Make clean cuts with a sharp pruning saw and if you are moving on from an unhealthy tree specimen, then disinfect pruning implements between. Otherwise you can transfer disease. Wiping the cutting blades with meths or chlorine should work.

First published in the Waikato Times and reprinted here with their permission.

Garden lore

” You have only to think of the front gardens you drive past in summer that are planted up almost entirely with dwarfs to realise how lacking in character and individuality they are. Such plants never get off the ground; they are mere colour explosions.”

The Well Tempered Garden by Christopher Lloyd (1973)

Summer lawn care

Set your lawnmower a notch higher for summer, or several notches higher if you are one who scalps your lawn. It is a myth that if you cut your lawn very short, it will need less mowing. In fact if you cut it very short, you weaken the grass growth to the point where it is likely to die off over summer and what you get instead is an invasion of weeds. Paspalum, kikuyu, summer grasses and flat weeds – all will thrive in the vacuum you are creating. Without exception, good lawns and turf are cut a little longer. If you have neglected, long, rank grass (which can happen at holiday homes), don’t try and get it down in one hit. Cut first on the highest setting. Wait a few days and then cut a second time to the desired length. Your grass is less likely to go into shock and die over summer.

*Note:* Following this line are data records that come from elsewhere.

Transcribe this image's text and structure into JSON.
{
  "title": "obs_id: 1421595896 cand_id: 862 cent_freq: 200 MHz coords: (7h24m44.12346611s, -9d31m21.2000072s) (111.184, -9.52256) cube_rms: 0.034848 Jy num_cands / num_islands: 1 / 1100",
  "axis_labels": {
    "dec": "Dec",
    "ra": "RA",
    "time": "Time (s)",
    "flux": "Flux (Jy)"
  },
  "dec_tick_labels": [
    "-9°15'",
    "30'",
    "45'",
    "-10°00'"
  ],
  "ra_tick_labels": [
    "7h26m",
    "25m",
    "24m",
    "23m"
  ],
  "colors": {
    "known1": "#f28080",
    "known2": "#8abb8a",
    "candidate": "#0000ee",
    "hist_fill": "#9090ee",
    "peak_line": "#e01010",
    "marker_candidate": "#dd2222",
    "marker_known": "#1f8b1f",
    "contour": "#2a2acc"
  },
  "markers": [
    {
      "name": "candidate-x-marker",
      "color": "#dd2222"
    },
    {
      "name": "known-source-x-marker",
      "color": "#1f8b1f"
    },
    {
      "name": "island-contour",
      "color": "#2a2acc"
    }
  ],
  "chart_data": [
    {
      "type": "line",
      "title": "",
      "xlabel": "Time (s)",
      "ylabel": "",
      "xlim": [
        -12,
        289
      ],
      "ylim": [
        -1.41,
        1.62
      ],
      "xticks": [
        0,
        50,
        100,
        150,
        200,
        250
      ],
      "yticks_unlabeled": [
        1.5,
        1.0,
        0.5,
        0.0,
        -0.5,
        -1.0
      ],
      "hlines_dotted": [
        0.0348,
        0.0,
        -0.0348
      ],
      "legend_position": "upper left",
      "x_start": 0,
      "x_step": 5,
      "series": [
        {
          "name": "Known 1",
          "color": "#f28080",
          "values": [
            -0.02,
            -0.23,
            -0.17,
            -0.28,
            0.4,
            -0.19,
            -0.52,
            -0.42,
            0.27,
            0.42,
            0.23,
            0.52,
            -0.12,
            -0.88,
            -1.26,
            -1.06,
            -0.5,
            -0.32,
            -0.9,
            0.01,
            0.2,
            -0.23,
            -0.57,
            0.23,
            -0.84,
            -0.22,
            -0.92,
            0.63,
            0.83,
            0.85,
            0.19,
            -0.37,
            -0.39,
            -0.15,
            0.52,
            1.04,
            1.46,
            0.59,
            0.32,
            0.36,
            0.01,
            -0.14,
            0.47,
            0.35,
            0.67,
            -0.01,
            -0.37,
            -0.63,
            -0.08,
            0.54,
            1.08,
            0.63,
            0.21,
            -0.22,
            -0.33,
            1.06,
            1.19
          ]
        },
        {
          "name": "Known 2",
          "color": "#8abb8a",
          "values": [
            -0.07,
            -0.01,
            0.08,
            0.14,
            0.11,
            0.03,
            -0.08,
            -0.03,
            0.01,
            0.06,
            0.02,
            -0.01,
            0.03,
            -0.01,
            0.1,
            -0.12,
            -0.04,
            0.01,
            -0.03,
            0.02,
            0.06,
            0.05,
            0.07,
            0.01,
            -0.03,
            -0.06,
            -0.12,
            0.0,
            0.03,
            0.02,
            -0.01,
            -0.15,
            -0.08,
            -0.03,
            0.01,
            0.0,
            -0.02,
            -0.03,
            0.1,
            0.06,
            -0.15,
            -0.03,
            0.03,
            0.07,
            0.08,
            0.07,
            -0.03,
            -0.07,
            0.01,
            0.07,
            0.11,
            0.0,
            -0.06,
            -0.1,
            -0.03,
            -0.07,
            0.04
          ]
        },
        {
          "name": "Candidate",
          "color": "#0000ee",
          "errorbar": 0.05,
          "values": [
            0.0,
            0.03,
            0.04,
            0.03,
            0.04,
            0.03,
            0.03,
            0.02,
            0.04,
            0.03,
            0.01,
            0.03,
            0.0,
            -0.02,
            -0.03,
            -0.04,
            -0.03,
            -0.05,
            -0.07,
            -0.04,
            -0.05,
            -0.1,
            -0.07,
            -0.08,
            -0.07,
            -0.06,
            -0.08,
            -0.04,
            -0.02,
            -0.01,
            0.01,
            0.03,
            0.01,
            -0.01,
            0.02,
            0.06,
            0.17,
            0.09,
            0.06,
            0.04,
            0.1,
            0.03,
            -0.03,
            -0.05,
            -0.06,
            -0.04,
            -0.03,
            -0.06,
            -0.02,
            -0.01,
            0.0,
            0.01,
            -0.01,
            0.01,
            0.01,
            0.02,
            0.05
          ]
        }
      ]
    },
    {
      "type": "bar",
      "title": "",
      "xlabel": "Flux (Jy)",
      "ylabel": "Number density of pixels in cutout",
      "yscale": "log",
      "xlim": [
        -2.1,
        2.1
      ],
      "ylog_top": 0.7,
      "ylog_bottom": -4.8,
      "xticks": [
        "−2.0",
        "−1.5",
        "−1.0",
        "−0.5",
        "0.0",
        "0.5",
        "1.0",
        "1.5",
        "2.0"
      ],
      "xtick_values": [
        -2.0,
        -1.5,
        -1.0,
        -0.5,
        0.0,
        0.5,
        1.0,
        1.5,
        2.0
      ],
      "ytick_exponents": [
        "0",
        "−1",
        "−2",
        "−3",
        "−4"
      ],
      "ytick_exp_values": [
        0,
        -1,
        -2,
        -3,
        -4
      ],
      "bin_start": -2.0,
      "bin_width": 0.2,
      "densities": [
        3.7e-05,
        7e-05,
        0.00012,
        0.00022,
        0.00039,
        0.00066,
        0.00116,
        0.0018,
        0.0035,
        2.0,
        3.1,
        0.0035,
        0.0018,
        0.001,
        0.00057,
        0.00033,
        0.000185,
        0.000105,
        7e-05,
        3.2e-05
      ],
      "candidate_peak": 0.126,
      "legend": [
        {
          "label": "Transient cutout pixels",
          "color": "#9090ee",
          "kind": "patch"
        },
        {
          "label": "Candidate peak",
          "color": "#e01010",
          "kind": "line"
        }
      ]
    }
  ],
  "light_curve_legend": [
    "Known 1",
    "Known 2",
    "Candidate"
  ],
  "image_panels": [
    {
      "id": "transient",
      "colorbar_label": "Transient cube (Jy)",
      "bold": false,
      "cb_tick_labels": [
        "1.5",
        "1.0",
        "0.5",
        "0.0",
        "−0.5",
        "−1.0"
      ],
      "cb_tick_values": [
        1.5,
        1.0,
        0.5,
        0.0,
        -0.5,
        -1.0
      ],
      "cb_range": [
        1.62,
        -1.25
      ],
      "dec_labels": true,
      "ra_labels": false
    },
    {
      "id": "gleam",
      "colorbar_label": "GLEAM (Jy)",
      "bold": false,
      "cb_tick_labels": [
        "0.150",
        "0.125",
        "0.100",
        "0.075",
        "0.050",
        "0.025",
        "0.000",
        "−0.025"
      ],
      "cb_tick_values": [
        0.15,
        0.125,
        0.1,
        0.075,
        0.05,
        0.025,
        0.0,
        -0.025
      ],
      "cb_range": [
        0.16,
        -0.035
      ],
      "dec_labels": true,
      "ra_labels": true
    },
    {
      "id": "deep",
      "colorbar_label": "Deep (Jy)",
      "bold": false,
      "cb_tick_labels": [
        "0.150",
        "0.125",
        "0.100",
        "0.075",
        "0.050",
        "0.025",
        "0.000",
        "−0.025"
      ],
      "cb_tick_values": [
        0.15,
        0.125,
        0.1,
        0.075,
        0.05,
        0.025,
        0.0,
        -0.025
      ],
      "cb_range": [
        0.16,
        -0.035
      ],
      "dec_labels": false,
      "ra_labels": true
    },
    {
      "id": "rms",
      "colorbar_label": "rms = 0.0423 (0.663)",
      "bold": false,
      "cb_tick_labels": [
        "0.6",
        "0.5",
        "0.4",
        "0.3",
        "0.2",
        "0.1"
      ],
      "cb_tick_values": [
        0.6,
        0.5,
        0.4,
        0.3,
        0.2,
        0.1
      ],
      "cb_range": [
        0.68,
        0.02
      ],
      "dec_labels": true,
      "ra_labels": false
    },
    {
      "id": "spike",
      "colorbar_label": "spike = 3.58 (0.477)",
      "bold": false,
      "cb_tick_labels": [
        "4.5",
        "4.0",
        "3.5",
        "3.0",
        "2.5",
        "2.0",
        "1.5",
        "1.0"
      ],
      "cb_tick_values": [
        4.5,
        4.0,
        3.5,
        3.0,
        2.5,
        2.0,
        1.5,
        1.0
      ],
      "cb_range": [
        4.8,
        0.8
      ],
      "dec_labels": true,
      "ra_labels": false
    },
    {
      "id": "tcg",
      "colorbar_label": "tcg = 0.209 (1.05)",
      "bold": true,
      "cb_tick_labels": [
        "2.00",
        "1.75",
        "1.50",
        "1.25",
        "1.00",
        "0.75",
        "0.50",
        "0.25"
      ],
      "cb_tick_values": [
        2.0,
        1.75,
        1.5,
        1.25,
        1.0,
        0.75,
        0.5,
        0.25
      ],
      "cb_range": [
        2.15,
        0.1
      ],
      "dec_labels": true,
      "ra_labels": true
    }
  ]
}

First published in the Waikato Times and reprinted here with their permission.

Garden lore

“I asked a schoolboy, in the sweet summertide, ‘what he thought a garden was for?’ and he said Strawberries. His younger sister suggested Croquet and the elder Garden-parties. The brother from Oxford made a prompt declaration in favour of Lawn Tennis and Cigarettes, but he was rebuked by a solemn senior…and was told that ‘a garden was designed for botanical research, and for the classification of plants.”

Is He Dead Yet by Rev Samuel Hole (1819-1904)

Late winter flowering Lachenalia bulbifera

Late winter flowering Lachenalia bulbifera

Digging and dividing part 2: bulbs

While the season has passed for planting trees and shrubs, think bulbs. All the autumn bulbs will be dormant now but ready to spring into growth with the trigger of summer rains. This takes in bulbs such as nerines, colchicums, many of the species cyclamen and ornamental oxalis. Lift them and spread them or repot them now if they were looking overcrowded last autumn. It is also a good time to do the same with the early spring bulbs such as daffodils, tulips, bluebells, lachenalias, snowdrops and snowflakes. Many of these still have vestiges of foliage hanging on so you can actually find the clump without having to exploratory excavations. If the clump is pushing itself up out of the ground, it is a sure sign you need to thin them out.

First published in the Waikato Times and reprinted here with their permission.

Garden lore

I am strongly of the opinion that a quantity of plants, however good the plants may be themselves and however ample their number, does not make a garden; it only makes a collection.

Colour in the Flower Garden by Gertrude Jekyll (1908).

Dead heading

Plants don’t flower to delight humans. That is merely a bonus for us. Plants are genetically programmed to reproduce themselves and flowering is part of that process. Dead heading plants is therefore akin to contraception – preventing them from setting seed. In many cases, the plant will try again and set more flowers. That is what happens with annuals, perennials and repeat flowering roses. Removing spent blooms will extend their flowering season considerably. It doesn’t work for plants where flowering is set the preceding year (bulbs, rhododendrons and many other woody plants) but interrupting the process of setting seed can make the plant concentrate its energies on fresh growth and setting more flower buds instead. Annuals and biennials die after setting seed. Some plants can set so much seed that they weaken themselves and may eventually die (some rhododendrons and pieris, for example). Plants which are sterile often flower extremely well because they never get past that optimistic first stage of procreation.